During the Q & A following the viewing, both Vaughns presented and fielded questions from the audience. Vince tended to dominate the conversation as he began by providing the background to the film’s birth. He happened to be in Ireland and decided to partake in a Black Cab taxi tour. Along the way he began noticing several murals as the cabbie showed him the sights while filling his ears with some local history. As the Vaughns are of Irish heritage Vince became intrigued. This was in 2005.
Without missing a beat, he claims he immediately telephoned Valeri about the possibility of her undertaking the subject matter of the murals as a project knowing Valeri’s early penchant for making documentaries. Valeri acquiesced and agreed to do it.
The Art of Conflict was seven years in the making including several visits to the Emerald Isle. Numerous interviews and many hours of footage later, a very real piece of art began to emerge as the peace process undertaken at the time began showing aspects of progress evidenced by thematic changes in the mural landscape.
Some of the changes were a concerted effort by the two primary opposing groups, the Catholics and the Protestants, as they tried to peacefully co-exist and to allow the peace process to provide some relief from the tensions of an existing war carried out in their respective neighborhoods and business establishments.

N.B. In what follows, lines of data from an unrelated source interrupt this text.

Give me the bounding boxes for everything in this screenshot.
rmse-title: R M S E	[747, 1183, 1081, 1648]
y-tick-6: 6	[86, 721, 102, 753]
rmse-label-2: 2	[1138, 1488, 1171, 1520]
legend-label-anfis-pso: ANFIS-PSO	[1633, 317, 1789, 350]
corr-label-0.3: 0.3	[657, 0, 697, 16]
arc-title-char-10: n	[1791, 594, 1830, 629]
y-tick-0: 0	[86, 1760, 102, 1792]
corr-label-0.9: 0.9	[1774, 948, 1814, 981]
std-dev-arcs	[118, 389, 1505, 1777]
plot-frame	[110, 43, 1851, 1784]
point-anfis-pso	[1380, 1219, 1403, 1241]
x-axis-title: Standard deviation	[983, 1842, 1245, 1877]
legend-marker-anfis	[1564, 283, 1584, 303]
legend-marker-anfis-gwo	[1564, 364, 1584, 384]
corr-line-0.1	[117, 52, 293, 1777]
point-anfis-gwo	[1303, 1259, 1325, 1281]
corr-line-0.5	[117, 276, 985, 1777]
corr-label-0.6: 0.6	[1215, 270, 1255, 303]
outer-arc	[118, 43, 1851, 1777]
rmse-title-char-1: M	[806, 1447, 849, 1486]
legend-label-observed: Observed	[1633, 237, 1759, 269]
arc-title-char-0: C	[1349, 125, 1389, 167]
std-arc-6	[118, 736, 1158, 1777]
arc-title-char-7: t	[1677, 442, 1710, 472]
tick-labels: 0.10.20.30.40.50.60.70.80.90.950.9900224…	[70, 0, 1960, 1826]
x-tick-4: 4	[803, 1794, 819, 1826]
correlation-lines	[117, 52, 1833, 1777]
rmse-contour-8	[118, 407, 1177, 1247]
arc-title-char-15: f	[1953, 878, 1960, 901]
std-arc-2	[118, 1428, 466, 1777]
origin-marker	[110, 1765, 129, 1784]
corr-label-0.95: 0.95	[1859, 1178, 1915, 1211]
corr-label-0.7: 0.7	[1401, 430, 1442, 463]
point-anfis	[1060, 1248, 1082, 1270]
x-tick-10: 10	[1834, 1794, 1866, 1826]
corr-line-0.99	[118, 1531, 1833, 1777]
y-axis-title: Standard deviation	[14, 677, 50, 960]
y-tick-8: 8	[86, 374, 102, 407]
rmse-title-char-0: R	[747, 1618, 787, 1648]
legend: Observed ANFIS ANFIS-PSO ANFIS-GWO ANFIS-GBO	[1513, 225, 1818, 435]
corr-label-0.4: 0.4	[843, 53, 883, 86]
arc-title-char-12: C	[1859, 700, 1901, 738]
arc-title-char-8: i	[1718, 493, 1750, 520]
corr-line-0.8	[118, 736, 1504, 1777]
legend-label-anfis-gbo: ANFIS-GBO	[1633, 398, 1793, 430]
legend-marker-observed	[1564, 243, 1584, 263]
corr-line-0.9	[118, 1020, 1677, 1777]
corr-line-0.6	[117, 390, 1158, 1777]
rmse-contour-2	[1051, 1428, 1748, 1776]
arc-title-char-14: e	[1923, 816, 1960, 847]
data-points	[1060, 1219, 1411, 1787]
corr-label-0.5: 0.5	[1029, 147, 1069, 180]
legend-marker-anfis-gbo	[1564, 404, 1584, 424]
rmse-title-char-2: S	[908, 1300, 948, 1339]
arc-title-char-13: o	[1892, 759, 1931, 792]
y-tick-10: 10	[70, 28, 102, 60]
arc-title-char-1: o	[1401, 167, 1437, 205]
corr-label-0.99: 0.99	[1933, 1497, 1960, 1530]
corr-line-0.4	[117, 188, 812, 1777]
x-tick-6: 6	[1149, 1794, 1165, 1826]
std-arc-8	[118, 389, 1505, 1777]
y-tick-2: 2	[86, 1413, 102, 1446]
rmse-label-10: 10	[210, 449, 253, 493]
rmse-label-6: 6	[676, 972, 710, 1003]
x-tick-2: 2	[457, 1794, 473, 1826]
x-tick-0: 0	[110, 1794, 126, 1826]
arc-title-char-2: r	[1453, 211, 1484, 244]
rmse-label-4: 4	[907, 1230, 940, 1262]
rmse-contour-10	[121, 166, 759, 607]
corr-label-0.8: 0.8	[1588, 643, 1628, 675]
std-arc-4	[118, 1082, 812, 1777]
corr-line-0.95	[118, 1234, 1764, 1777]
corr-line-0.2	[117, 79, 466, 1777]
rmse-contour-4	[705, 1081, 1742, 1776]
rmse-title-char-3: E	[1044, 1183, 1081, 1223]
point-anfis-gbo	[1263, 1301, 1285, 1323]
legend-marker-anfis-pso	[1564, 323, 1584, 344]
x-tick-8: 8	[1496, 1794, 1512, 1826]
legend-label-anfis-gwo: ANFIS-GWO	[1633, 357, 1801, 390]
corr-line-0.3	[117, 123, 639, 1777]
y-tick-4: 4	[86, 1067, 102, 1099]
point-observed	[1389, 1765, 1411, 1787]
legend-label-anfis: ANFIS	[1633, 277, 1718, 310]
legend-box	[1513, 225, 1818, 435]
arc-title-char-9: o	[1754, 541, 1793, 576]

It seemed that the Irish Nationalists, predominantly Catholic, wanted peace a bit more. I don’t believe the Vaughn’s depiction of the conflict was tilted towards either side. A point was made during the Q & A that every effort was made to ensure the piece was as balanced as possible.
With the long history of repression, to me it stands to reason, that the Catholic Nationalists would want peace more as they have fought for rights historically back to the Land Use Agreement.
Literally, Vaughn very well could have produced a Burnsian-style documentary detailing the conflict and its origin. On one hand it’s remarkable she didn’t. While on the other hand, it’s remarkable what she did do.
She captured a very unique time in history using wall murals as an impetus for further inquiry. She delved into the major events and characters of the times and bars no holds eschewing historical photographs, archival footage and present day interviews in telling the story of a bloody, soulless conflict pounded home by the murals and their shapelessness and faceless depictions.
It appears Ms. Vaughn has embarked on a journey of storytelling here that is just beginning. Wholeheartedly recommended.